DailyDreaming / load-project

1 stars 0 forks source link

load-project

This will take an xlsx file and generate a project_0.json suitable for uploading to the DSS.

This will then upload the project_0.json and a (mostly) empty links.json which will populate a new project in the browser.

Source a new environment and install dependencies:

virtualenv -p python3.6 v3nv && . v3nv/bin/activate && pip install -r requirements.txt

Parse the xlsx:

#!/usr/bin/env bash

# E-GEOD-81547_curated_ontologies_07_2019.xlsx
# DSS prod uuid: cddab57b-6868-4be4-806f-395ed9dd635a
python xlsx_to_project_json.py --xlsx data/test_000.xlsx

# Gary_Bader_9_16.xlsx
# DSS prod uuid: 4d6f6c96-2a83-43d8-8fe1-0f53bffd4674
python xlsx_to_project_json.py --xlsx data/test_001.xlsx

# GEOD-93593_HCA_Ontologies_July_2.xlsx
# DSS prod uuid: 2043c65a-1cf8-4828-a656-9e247d4e64f1
python xlsx_to_project_json.py --xlsx data/test_002.xlsx

# hca-metadata-spreadsheet-GSE84133_pancreas.xlsx
# DSS prod uuid: f86f1ab4-1fbb-4510-ae35-3ffd752d4dfc
python xlsx_to_project_json.py --xlsx data/test_003.xlsx

# hca-metadata-spreadsheet-GSE95459-GSE114374-colon.xlsx
# DSS prod uuid: f8aa201c-4ff1-45a4-890e-840d63459ca2
python xlsx_to_project_json.py --xlsx data/test_004.xlsx

# mf-E-GEOD-106540_spreadsheet_v9.xlsx
# DSS prod uuid: 90bd6933-40c0-48d4-8d76-778c103bf545
python xlsx_to_project_json.py --xlsx data/test_005.xlsx

Adding --upload true will upload the data to the DSS. Note that UUID's are now always programmatically generated from GEO accessions and cannot be provided via the commandline.

NOTE:

Edited the following fields in "data/test_004.xlsx":

publications.publication_url -> publications.url
publications.publication_title -> publications.title

NOTE

6 ORIGINAL DATASETS (ALREADY IN THE DSS):

spreadsheets/existing/*.xlsx are the original excel files provided that currently exist in dss prod and we have finished examples to compare against.

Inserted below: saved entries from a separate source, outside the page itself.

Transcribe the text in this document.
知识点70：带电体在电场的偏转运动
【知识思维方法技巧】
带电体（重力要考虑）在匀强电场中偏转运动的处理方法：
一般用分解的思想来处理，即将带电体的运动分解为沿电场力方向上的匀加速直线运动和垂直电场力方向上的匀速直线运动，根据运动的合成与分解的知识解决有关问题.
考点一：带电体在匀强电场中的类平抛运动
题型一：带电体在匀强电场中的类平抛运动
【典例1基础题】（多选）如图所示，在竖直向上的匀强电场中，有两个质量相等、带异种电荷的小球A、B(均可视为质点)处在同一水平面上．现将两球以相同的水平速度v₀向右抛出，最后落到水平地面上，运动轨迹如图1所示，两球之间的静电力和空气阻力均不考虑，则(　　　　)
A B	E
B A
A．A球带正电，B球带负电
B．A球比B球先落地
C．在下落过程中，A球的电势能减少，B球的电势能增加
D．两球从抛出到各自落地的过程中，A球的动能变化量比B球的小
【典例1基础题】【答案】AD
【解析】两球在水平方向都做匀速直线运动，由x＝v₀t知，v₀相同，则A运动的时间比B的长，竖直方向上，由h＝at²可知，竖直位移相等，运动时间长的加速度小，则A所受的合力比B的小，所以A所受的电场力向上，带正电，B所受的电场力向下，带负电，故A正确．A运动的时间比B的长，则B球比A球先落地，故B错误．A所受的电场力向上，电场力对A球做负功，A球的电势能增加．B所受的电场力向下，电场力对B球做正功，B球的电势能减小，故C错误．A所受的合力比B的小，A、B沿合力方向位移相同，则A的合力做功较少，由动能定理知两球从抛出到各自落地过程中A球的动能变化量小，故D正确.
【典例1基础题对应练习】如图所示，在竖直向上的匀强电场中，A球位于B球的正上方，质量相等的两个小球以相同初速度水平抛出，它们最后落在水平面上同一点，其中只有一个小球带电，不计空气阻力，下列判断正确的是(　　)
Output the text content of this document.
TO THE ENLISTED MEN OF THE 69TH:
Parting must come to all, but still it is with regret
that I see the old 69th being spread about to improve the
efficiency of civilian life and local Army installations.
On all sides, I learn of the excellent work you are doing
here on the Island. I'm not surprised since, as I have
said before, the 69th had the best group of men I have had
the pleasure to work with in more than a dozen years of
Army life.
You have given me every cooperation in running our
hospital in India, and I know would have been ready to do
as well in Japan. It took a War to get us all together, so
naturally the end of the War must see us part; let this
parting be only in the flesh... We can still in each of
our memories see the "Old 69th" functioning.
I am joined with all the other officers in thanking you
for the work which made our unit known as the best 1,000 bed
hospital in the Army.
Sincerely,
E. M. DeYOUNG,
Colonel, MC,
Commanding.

71 RAW DATASETS (STATUS NOT PARSED)

The xlsx files in spreadsheets/new were downloaded from a spreadsheet of spreadsheets and assumed to be (mostly) complete projects. These inputs were provided with the labels "finished" or "full". Differences assumed are inferred from skimming over the files. I chose to use the inputs which end in ".0.xlsx" ("finished") rather than the normal ".xlsx" extension ("full").

These are missing fields such as the "funders" section (as opposed to the 6 excel files above). Not sure of other differences yet.